This is why, Ms. Carvalho explained, their protection is a priority for UNEP and a special focus of the UN Decade on Ecosystem Restoration.
According to the expert, the UN Climate Conference (COP 26), last November, “started to shine a spotlight on the role of finance and political will.”
“[But] more of both need to be channelled towards wetlands, enshrined in countries’ Nationally Determined Contributions (NDCs), and better integrated into development plans”, she said.
Benefits
Teeming with different species, wetlandsare also a key ally in the fight to stop biodiversity loss.
Over 140,000 species, including 55 per cent of all fish, rely on freshwater habitats for their survival.
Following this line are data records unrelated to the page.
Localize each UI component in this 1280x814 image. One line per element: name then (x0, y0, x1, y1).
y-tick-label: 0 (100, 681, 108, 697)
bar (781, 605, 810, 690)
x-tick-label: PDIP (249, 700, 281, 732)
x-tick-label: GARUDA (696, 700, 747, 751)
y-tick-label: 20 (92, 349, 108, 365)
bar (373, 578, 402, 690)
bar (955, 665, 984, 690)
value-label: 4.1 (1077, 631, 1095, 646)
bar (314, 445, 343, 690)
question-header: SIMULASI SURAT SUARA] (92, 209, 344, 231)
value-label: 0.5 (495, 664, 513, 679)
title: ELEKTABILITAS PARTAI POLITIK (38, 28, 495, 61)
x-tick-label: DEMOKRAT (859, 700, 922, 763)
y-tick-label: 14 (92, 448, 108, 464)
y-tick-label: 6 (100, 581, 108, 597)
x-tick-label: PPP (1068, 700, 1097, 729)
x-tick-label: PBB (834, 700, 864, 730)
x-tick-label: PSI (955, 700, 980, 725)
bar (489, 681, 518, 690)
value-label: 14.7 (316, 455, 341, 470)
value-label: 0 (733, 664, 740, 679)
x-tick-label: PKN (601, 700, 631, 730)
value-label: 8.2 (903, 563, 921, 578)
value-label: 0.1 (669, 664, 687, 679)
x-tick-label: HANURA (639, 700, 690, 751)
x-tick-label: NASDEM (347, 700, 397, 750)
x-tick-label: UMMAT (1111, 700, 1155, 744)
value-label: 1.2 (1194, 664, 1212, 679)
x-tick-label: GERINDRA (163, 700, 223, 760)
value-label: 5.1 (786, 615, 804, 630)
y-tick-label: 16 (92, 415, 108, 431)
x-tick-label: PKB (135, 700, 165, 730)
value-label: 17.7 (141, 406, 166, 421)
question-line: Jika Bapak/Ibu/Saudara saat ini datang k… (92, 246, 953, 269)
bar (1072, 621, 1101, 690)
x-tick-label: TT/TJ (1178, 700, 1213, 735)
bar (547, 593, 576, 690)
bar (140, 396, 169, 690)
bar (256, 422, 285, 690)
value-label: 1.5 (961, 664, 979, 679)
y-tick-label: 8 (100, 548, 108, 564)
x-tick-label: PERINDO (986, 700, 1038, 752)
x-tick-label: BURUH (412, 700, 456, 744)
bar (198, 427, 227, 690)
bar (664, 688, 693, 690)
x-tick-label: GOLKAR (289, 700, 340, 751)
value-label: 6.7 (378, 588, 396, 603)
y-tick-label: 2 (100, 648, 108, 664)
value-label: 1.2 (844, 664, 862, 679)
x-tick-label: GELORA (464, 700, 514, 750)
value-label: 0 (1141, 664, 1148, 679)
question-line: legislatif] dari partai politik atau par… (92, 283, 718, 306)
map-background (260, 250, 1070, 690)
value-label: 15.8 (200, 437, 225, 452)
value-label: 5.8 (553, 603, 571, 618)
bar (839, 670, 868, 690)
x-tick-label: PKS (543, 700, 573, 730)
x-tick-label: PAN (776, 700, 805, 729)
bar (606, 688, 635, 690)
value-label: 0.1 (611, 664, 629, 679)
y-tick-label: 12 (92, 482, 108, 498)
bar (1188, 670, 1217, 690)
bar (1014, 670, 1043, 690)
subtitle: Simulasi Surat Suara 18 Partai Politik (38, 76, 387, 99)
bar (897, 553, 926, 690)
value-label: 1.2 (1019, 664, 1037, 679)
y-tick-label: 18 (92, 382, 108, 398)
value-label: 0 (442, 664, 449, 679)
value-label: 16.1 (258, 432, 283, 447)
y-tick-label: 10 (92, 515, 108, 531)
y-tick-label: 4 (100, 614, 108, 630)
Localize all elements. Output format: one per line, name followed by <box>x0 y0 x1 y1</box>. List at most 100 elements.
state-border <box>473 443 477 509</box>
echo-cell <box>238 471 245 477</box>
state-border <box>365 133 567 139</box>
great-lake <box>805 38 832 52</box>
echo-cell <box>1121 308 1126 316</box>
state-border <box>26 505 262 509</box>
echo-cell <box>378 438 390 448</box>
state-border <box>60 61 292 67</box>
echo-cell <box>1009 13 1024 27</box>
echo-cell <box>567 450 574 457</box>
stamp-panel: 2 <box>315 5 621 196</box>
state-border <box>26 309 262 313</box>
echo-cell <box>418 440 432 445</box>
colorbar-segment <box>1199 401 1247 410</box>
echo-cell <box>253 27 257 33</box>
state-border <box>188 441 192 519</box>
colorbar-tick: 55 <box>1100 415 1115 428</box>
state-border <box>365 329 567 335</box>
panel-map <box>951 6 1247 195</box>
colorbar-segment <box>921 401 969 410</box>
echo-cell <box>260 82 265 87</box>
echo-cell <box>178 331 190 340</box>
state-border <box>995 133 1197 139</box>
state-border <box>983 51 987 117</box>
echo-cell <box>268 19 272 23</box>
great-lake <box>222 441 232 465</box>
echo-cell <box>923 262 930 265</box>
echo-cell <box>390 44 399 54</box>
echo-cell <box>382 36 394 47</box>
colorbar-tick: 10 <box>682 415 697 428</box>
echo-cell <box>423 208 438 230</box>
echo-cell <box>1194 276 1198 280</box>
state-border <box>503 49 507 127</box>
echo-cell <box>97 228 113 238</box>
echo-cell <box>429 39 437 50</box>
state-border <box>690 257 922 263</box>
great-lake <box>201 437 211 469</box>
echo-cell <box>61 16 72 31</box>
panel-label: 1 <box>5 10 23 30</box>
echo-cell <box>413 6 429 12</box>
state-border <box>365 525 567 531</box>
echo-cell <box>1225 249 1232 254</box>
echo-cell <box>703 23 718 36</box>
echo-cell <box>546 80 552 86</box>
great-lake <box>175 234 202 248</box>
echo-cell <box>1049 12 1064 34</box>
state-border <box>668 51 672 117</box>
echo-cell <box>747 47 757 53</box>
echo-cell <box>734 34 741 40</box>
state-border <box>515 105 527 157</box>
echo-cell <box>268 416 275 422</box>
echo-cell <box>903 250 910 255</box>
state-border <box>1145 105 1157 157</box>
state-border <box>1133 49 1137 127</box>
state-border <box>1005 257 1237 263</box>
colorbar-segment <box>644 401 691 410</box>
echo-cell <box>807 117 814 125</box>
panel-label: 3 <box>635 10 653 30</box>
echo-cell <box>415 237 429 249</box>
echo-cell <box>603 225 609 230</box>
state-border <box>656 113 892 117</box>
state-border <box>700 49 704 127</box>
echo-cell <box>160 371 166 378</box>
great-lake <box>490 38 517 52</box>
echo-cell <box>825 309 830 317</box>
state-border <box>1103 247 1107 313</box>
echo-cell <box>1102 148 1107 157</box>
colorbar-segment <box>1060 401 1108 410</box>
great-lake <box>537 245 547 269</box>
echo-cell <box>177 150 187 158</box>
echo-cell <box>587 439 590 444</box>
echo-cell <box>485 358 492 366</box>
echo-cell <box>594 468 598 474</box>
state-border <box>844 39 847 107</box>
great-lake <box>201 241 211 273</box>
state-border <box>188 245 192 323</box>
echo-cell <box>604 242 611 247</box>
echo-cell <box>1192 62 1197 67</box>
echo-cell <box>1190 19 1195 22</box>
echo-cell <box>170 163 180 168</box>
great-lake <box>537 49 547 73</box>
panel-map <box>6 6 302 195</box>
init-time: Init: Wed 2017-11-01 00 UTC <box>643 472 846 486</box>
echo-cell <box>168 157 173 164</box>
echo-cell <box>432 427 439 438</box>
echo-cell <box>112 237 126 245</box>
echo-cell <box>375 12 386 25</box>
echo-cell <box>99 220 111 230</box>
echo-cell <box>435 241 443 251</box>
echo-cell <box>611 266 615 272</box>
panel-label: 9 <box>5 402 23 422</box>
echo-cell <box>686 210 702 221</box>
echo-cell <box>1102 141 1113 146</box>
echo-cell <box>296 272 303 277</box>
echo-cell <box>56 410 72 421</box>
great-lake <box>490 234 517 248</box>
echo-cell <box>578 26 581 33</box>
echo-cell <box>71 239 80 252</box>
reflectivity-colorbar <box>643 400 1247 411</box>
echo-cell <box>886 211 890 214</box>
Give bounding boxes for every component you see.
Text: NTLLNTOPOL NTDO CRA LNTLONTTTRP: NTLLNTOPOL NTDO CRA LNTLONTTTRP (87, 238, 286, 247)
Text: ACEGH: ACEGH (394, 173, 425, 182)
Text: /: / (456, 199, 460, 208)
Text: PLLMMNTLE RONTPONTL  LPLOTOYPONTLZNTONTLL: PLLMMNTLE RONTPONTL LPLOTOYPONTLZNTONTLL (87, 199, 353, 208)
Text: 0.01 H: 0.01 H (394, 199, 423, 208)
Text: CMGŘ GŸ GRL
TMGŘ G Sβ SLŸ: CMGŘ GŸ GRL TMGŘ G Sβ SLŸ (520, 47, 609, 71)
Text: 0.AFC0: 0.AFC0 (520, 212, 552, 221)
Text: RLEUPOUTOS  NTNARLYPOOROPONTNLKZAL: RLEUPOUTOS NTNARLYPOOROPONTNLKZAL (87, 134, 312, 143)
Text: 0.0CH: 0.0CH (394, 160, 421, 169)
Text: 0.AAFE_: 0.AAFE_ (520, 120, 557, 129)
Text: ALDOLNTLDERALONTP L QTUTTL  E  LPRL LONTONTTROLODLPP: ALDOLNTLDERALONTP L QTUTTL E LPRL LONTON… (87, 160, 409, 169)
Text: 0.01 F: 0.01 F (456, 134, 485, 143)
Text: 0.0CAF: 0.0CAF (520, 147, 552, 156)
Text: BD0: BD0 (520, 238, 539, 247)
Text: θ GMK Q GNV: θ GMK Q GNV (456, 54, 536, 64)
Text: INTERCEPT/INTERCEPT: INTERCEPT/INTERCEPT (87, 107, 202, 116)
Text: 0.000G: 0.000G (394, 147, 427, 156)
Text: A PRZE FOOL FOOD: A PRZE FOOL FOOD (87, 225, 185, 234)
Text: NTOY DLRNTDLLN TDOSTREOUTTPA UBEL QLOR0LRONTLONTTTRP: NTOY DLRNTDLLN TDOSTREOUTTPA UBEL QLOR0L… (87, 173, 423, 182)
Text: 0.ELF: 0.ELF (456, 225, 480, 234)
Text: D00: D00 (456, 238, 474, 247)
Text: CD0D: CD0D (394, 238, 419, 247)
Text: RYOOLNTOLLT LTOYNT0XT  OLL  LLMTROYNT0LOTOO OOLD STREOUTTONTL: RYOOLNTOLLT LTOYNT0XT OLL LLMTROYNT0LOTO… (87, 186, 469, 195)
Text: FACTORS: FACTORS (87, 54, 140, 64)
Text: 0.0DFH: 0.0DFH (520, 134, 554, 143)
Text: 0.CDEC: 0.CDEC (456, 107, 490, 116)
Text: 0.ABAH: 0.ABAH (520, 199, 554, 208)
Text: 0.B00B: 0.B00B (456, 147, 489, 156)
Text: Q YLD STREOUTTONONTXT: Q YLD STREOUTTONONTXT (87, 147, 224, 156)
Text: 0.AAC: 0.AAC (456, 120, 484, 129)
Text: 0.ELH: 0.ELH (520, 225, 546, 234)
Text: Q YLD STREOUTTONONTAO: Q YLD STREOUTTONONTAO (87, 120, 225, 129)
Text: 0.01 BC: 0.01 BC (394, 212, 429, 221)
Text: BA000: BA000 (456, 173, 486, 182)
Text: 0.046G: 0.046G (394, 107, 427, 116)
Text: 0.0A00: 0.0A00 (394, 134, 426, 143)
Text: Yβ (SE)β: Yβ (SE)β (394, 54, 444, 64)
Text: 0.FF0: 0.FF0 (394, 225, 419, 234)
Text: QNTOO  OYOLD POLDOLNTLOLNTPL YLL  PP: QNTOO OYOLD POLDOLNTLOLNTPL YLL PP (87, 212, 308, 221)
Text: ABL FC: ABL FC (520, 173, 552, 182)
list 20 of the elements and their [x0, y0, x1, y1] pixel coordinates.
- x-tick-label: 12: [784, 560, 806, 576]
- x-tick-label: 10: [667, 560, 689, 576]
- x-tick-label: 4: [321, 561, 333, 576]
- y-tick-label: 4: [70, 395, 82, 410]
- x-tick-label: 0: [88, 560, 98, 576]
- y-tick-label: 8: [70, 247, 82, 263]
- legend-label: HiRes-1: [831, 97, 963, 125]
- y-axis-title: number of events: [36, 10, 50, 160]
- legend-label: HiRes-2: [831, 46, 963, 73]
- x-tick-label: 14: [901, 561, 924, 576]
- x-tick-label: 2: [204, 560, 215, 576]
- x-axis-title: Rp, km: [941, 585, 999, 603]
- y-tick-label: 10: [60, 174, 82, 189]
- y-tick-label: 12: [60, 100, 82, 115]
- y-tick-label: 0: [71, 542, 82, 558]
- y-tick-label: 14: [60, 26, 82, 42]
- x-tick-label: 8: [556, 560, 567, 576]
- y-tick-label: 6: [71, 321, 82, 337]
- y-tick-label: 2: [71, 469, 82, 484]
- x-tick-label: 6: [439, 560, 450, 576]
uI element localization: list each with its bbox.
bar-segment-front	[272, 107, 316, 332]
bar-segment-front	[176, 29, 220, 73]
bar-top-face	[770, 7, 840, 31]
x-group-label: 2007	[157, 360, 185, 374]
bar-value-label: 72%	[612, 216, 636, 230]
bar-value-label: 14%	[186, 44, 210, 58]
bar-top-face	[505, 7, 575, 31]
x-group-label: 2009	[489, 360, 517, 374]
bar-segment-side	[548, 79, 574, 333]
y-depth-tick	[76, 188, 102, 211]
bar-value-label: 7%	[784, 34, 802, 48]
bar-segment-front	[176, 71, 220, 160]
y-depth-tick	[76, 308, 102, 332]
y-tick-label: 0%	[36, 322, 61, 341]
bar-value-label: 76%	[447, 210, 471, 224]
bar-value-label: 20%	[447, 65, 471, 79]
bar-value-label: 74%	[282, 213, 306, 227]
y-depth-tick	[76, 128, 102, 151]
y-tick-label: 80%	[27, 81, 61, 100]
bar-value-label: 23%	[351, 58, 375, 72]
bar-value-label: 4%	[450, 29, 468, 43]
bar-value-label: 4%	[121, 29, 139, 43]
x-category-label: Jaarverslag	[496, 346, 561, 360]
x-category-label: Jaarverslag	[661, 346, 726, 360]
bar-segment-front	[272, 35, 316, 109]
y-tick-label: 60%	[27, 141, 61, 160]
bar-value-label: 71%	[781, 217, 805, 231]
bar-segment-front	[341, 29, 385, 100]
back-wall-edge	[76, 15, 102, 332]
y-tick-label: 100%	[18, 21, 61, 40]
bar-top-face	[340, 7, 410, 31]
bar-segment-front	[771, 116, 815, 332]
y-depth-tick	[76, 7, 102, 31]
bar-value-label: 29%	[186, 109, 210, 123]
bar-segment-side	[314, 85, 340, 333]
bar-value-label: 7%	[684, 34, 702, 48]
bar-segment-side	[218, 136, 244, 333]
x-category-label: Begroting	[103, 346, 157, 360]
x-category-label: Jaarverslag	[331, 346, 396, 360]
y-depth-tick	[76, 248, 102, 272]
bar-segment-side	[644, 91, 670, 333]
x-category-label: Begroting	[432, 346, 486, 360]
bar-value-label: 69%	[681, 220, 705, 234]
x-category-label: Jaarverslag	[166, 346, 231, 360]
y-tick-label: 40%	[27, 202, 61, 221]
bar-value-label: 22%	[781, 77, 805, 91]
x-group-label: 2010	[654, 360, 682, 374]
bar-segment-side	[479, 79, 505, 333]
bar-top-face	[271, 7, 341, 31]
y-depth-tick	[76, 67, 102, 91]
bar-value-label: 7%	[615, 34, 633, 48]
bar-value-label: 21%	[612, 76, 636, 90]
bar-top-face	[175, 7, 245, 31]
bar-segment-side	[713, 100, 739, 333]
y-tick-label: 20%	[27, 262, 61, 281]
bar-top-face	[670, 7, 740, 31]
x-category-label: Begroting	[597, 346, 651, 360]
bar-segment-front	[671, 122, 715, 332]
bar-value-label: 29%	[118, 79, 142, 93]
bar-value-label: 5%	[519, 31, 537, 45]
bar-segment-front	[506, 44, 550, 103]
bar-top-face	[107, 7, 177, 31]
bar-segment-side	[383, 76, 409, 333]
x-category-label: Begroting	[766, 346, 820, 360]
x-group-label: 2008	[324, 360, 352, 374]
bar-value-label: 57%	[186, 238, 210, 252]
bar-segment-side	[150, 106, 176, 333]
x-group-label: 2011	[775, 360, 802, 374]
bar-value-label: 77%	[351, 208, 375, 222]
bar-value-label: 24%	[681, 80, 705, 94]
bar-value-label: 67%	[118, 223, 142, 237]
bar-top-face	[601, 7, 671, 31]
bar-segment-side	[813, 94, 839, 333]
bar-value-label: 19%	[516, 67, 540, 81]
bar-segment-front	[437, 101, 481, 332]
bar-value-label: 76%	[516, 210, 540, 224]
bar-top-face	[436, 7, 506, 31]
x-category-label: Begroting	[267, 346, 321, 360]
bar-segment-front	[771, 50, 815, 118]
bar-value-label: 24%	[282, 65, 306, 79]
Freshwater species are important to local ecosystems, provide sources of food and income to humans, and are key to flood and erosion control.
Despite this important contribution, wetland species are going extinct more rapidly than terrestrial or marine species, with almost a third of all freshwater biodiversity facing extinction.
According to UNEP, the good news is that protection, sustainable management and restoration of wetlands work, and this damage can be reversed.
One project in the Baltic, for instance, aims to improve water quality in lagoons polluted by fertilizer run-off by using floating, vegetation-rich, wetlands to remove nutrients such as nitrogen and phosphorus.
In 2015, under Sustainable Development Goal 6, Target 6, all countries committed to protect and restore wetlands, by 2030.
The World Day, 2 February, also marks the anniversary of the Convention on Wetlands, which was adopted as an international treaty in 1971.